Be the intelligence partner for our account directors
As AI takes over the data gathering, the inherent value of ABM in generating insights that makes the whole account team smarter becomes clear. We should be the people who help account teams understand what is happening across their buying groups — which new contacts we need to engage in the groups, who is engaging with what content, and how sentiment is evolving. That is a fundamentally more strategic contribution than campaign execution, and it is one that is harder to automate.
At NTT DATA, the ABM Centre of Excellence built over 500 new contacts in priority accounts, including at C-level, precisely because marketing was contributing genuine insight and buyer group coverage that sales could not do alone. That’s the model to aspire to.
Help account directors deliver a differentiated client experience
As I argued in my book and last month’s newsletter, ABM has the potential to become part of the service a supplier delivers to its most important customers – a visible, valued part of what it feels like to be in a relationship with that company. The insight we share, the experiences we design, the executive engagement programmes we build: all of this can be part of a distinctive client experience that reinforces the relationship and builds long-term loyalty.
In a world where more and more of the transactional sales process is automated, the quality of a human relationships become a genuine differentiator. ABM, at its best, is precisely the kind of precision activity that supports these relationships. Our job is to make sure our account directors understand that, and that we are positioned as partners in delivering them.
Get ahead of the AI curve ourselves
As I noted in my February article, the challenge with AI is no longer about getting people to experiment with the tools. It is about scaling and standardising use to deliver compelling ROI. ABM-ers who are genuinely AI-literate — who understand not just how to use generative AI but how to design agent workflows, integrate intelligence tools, and measure the impact — will be far better positioned to support the new generation of account directors.

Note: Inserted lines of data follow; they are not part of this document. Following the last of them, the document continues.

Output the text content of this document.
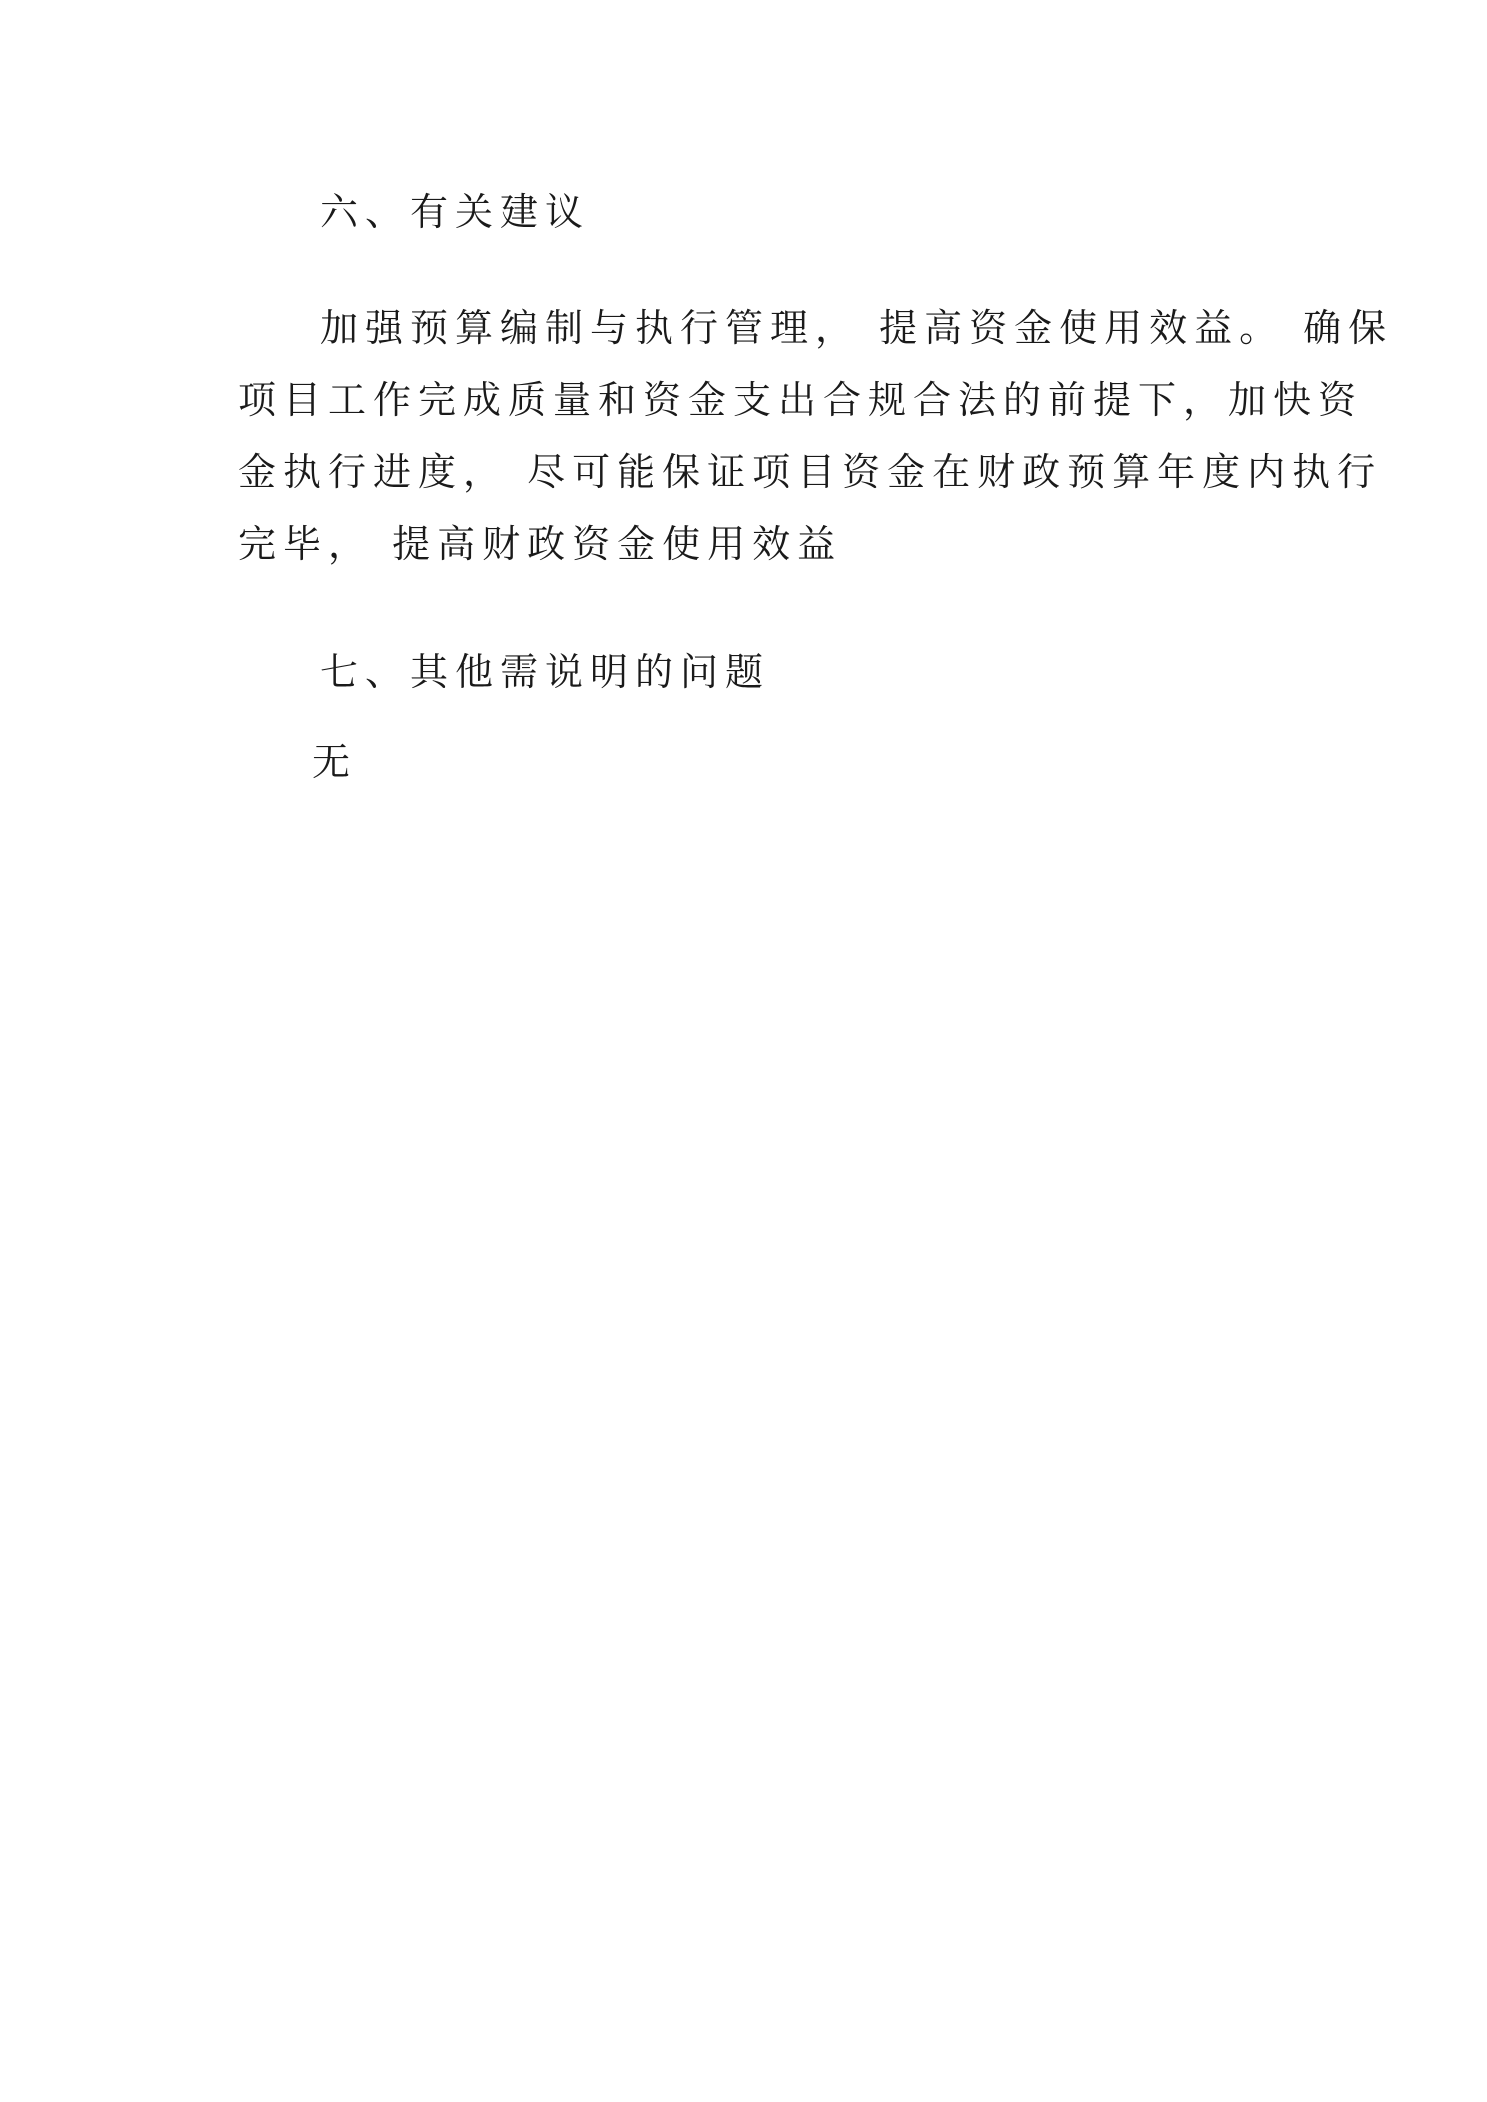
六、有关建议
加强预算编制与执行管理， 提高资金使用效益。 确保
项目工作完成质量和资金支出合规合法的前提下，加快资
金执行进度， 尽可能保证项目资金在财政预算年度内执行
完毕， 提高财政资金使用效益
七、其他需说明的问题
无
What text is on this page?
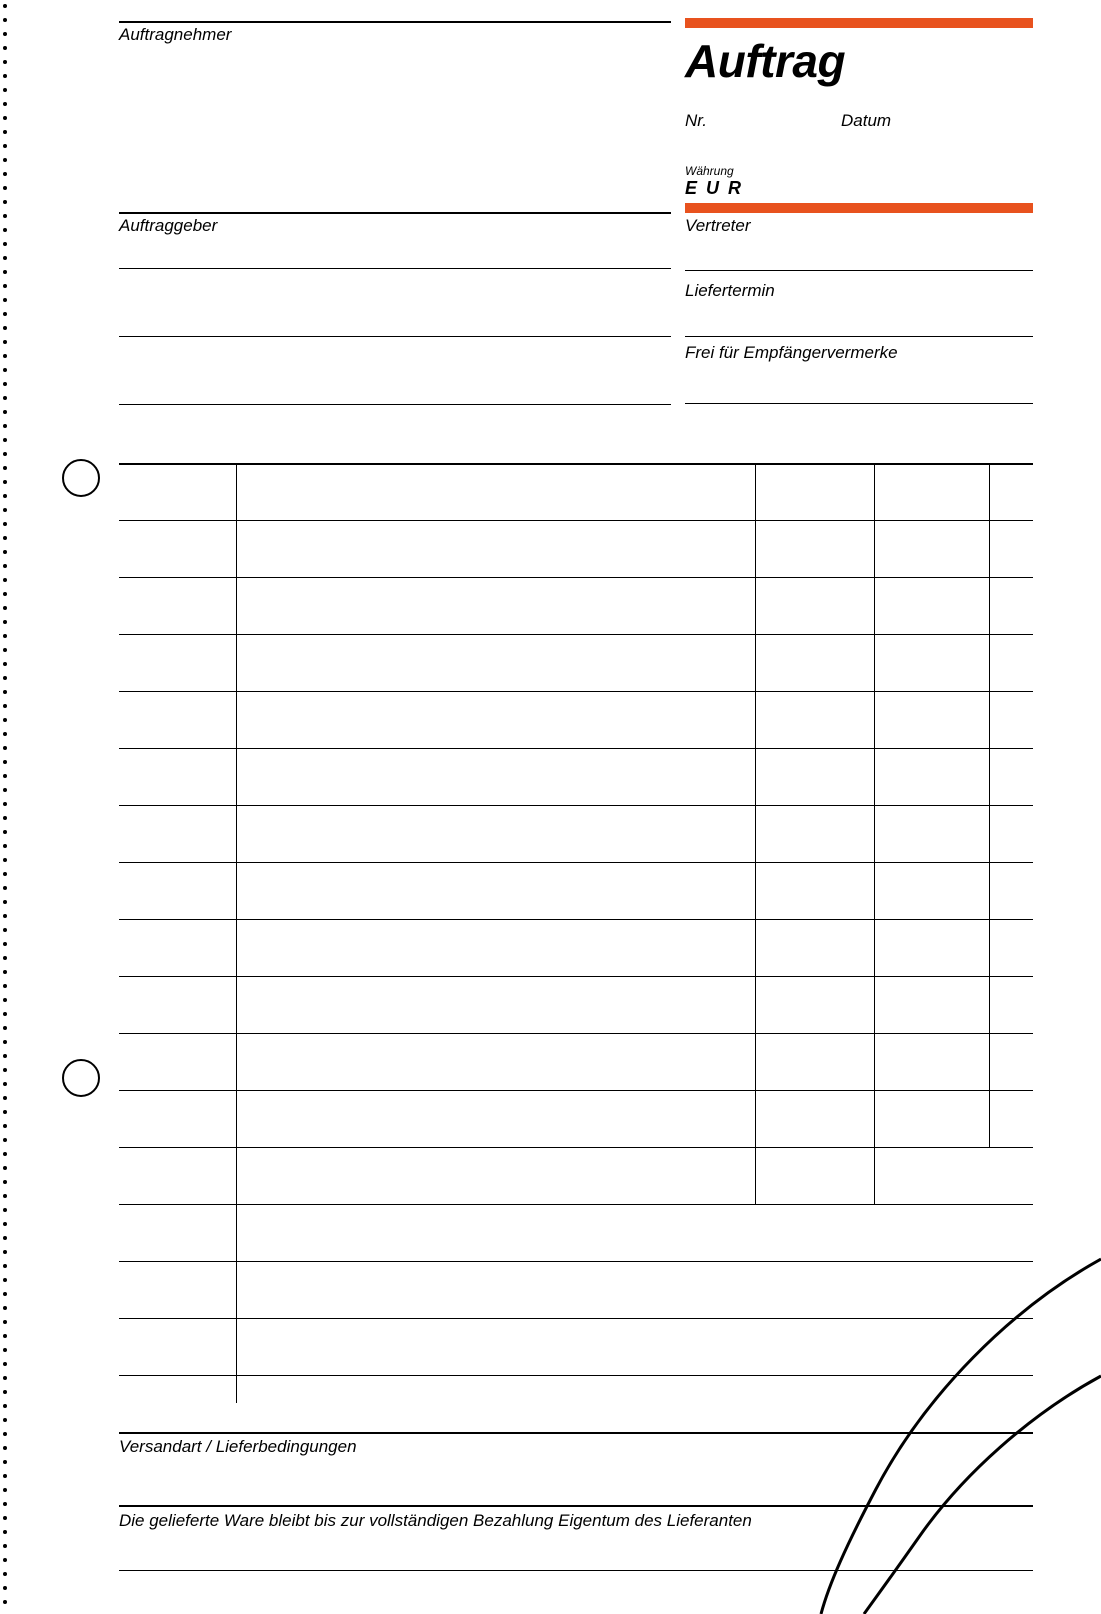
Auftragnehmer
Auftraggeber
Auftrag
Nr.	Datum
Währung
E U R
Vertreter
Liefertermin
Frei für Empfängervermerke
Versandart / Lieferbedingungen
Die gelieferte Ware bleibt bis zur vollständigen Bezahlung Eigentum des Lieferanten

In summary, the account director role is not disappearing. If anything, the human skills at its core — trust, empathy, strategic thinking, creative problem-solving — are becoming more valuable as AI takes on the analytical heavy lifting. But the context in which those skills are deployed is changing rapidly, and so must the way we support them with ABM.
As ever, I’d love to hear how your own organisations are navigating this, and what you are seeing in the way your account director colleagues are working and what they are asking of you.